Mike Krzyzewski again provided such an even keel from the Duke bench that it was difficult, at times, to remember that this was a Duke team that starts three sophomores and a junior, and with a sixth man who is a freshman.

Calhoun, meanwhile, more closely resembled a New York City traffic cop Monday night, sending in one accomplished sub after another, proving the popular myth that Duke's "second team" could win this tournament was just that -- a myth. UConn's bench outscored Duke's 17-8.

"You have to give UConn credit for making big plays throughout the second half, especially the last eight minutes," Krzyzewski said. "Because we made big plays (and lost) Â… it was a possession-for-possession game."

In a game where it was important to send a message early, it was the Blue Devils who went on a 7-0 run early and took a 9-2 lead, which was the biggest lead by either team in the first half.

Throughout this game, Elton Brand, Duke's 6-foot-8 sophomore center, was frustrated by Connecticut's sticky web-like defense. He moved. They moved. He jumped.
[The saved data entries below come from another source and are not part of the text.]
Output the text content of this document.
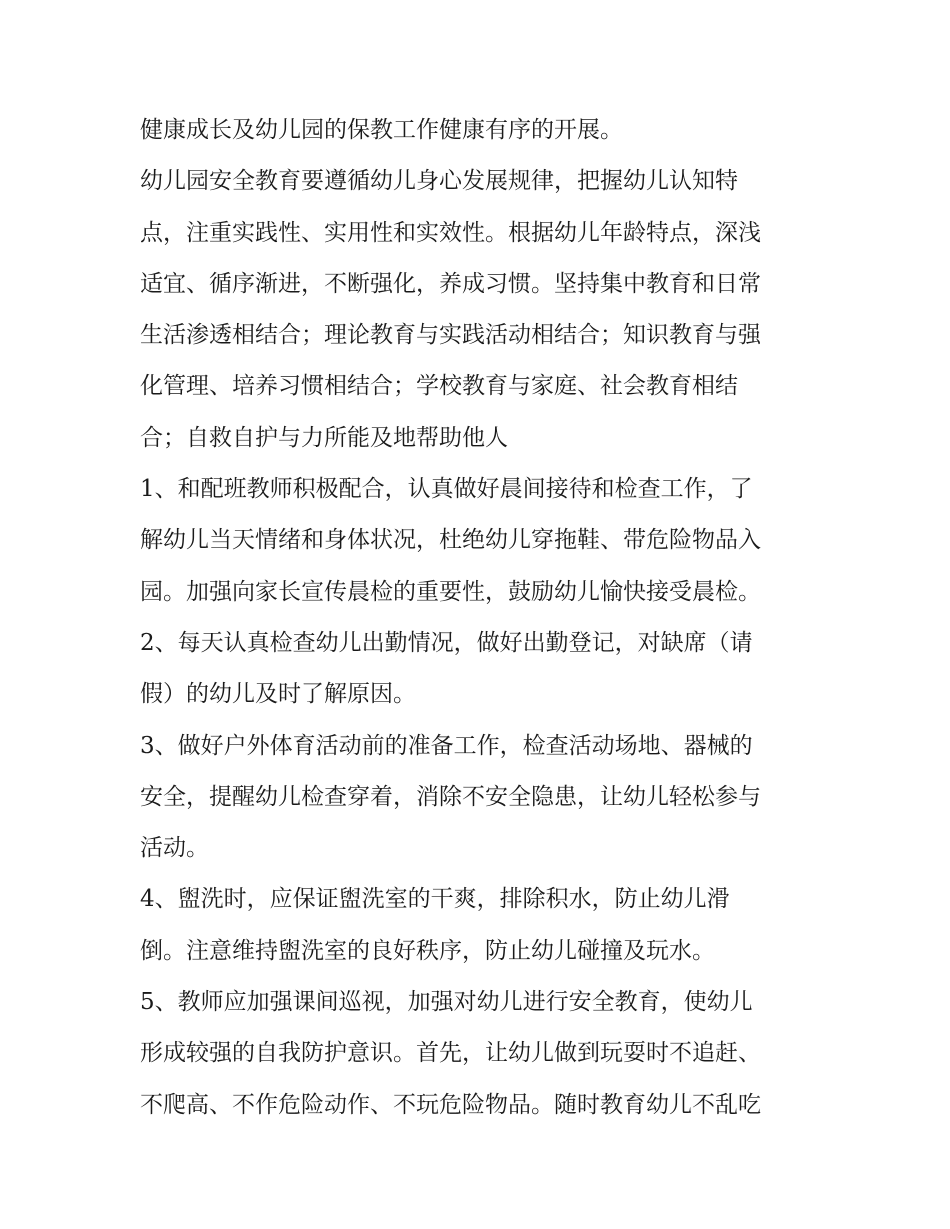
健康成长及幼儿园的保教工作健康有序的开展。
幼儿园安全教育要遵循幼儿身心发展规律，把握幼儿认知特
点，注重实践性、实用性和实效性。根据幼儿年龄特点，深浅
适宜、循序渐进，不断强化，养成习惯。坚持集中教育和日常
生活渗透相结合；理论教育与实践活动相结合；知识教育与强
化管理、培养习惯相结合；学校教育与家庭、社会教育相结
合；自救自护与力所能及地帮助他人
1、和配班教师积极配合，认真做好晨间接待和检查工作，了
解幼儿当天情绪和身体状况，杜绝幼儿穿拖鞋、带危险物品入
园。加强向家长宣传晨检的重要性，鼓励幼儿愉快接受晨检。
2、每天认真检查幼儿出勤情况，做好出勤登记，对缺席（请
假）的幼儿及时了解原因。
3、做好户外体育活动前的准备工作，检查活动场地、器械的
安全，提醒幼儿检查穿着，消除不安全隐患，让幼儿轻松参与
活动。
4、盥洗时，应保证盥洗室的干爽，排除积水，防止幼儿滑
倒。注意维持盥洗室的良好秩序，防止幼儿碰撞及玩水。
5、教师应加强课间巡视，加强对幼儿进行安全教育，使幼儿
形成较强的自我防护意识。首先，让幼儿做到玩耍时不追赶、
不爬高、不作危险动作、不玩危险物品。随时教育幼儿不乱吃
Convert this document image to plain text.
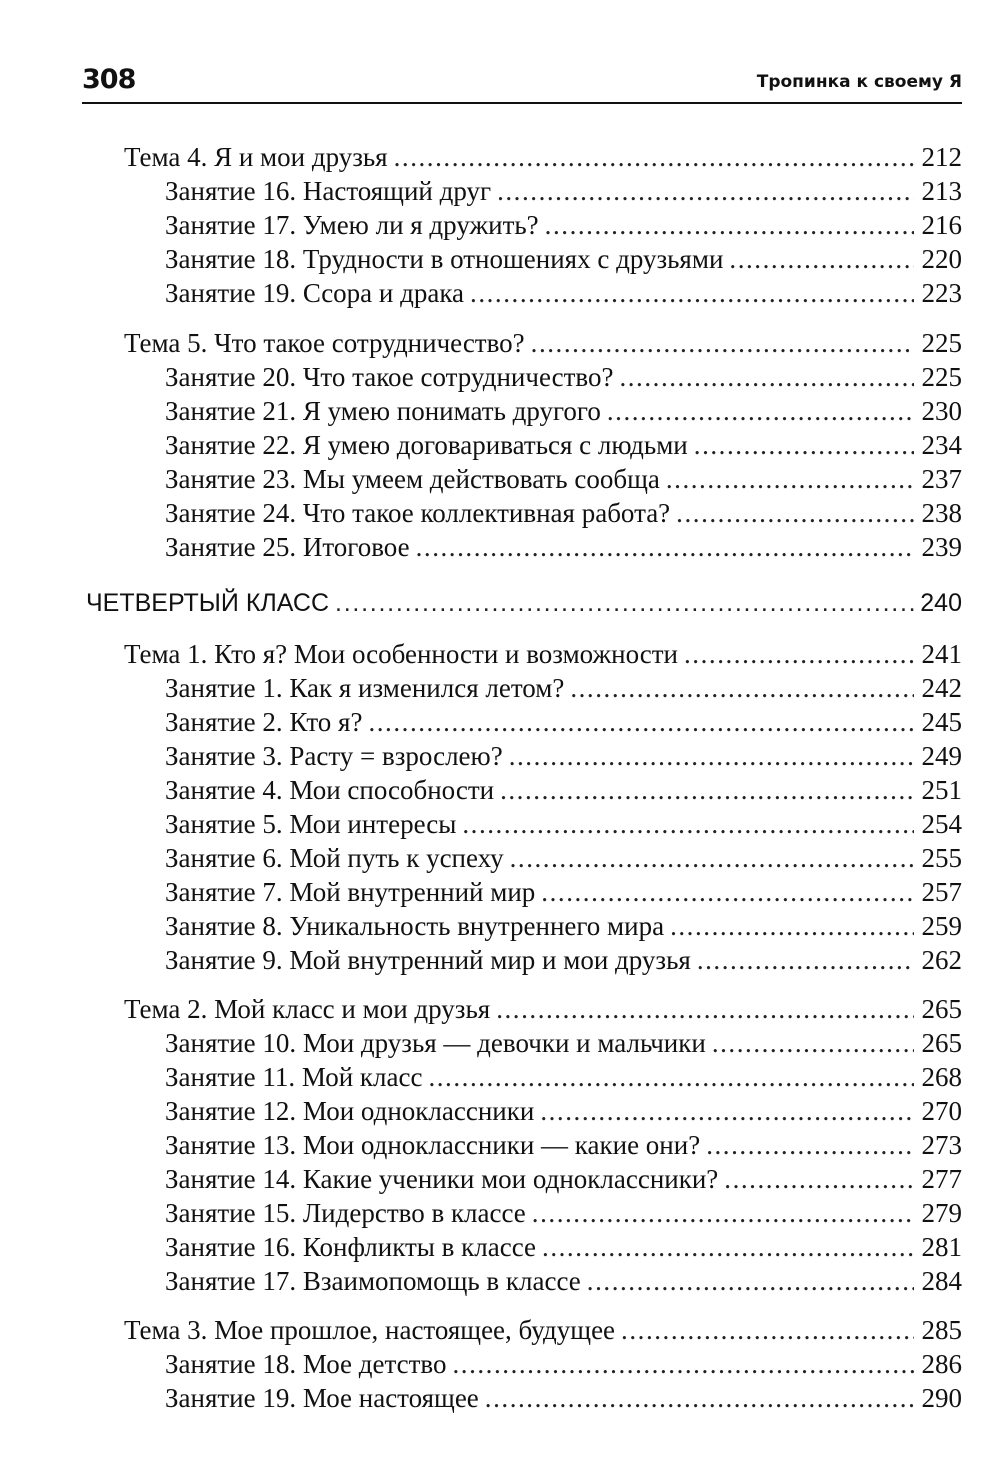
308	Тропинка к своему Я
Тема 4. Я и мои друзья . . .	212
Занятие 16. Настоящий друг . . .	213
Занятие 17. Умею ли я дружить? . . .	216
Занятие 18. Трудности в отношениях с друзьями . . .	220
Занятие 19. Ссора и драка . . .	223
Тема 5. Что такое сотрудничество? . . .	225
Занятие 20. Что такое сотрудничество? . . .	225
Занятие 21. Я умею понимать другого . . .	230
Занятие 22. Я умею договариваться с людьми . . .	234
Занятие 23. Мы умеем действовать сообща . . .	237
Занятие 24. Что такое коллективная работа? . . .	238
Занятие 25. Итоговое . . .	239
ЧЕТВЕРТЫЙ КЛАСС . . .	240
Тема 1. Кто я? Мои особенности и возможности . . .	241
Занятие 1. Как я изменился летом? . . .	242
Занятие 2. Кто я? . . .	245
Занятие 3. Расту = взрослею? . . .	249
Занятие 4. Мои способности . . .	251
Занятие 5. Мои интересы . . .	254
Занятие 6. Мой путь к успеху . . .	255
Занятие 7. Мой внутренний мир . . .	257
Занятие 8. Уникальность внутреннего мира . . .	259
Занятие 9. Мой внутренний мир и мои друзья . . .	262
Тема 2. Мой класс и мои друзья . . .	265
Занятие 10. Мои друзья — девочки и мальчики . . .	265
Занятие 11. Мой класс . . .	268
Занятие 12. Мои одноклассники . . .	270
Занятие 13. Мои одноклассники — какие они? . . .	273
Занятие 14. Какие ученики мои одноклассники? . . .	277
Занятие 15. Лидерство в классе . . .	279
Занятие 16. Конфликты в классе . . .	281
Занятие 17. Взаимопомощь в классе . . .	284
Тема 3. Мое прошлое, настоящее, будущее . . .	285
Занятие 18. Мое детство . . .	286
Занятие 19. Мое настоящее . . .	290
They bumped.

Brand's frustration was apparent early. But by halftime, Brand -- who had 18 points against Michigan State in the Final Four semis Saturday night -- had only five points on four shots from the field. He was a monster on the boards all night, finishing with 15 points and 13 rebounds. But at crunch time, he didn't touch the ball.

UConn shooting star Richard Hamilton -- 27 points -- had plenty of help. Guard Ricky Moore, who averaged only 6.6 points in 35 games this season, and just seven points in the tournament, finished with 13 points -- all in the first half.

Security guard or no security guard, El-Amin came up big with 13 points, four assists and four rebounds in 22 minutes. He was in foul trouble throughout the game. Albert Mouring, Edmund Saunders, Souleymane Wane and Rashamel Jones combined for 17 points off the UConn bench.

The matchups, at times, had you scrambling for a scorecard. OK, this wasn't always Celebrity Death Match. It wasn't even Armageddon.

But it was a well-played championshp game, with an O. Henry ending, and one that wasn't difficult all week for the NCAA to hype.

Not only did these teams come into this game with a combined 70-3 record, not only were Duke and UConn the only two teams to hold down No. 1 in the polls this entire season, but this also marked the first meeting of two No. 1 seeds in a NCAA Championship game since North Carolina and Michigan in 1993.

But what we were reminded of Monday night was you still need to play the game.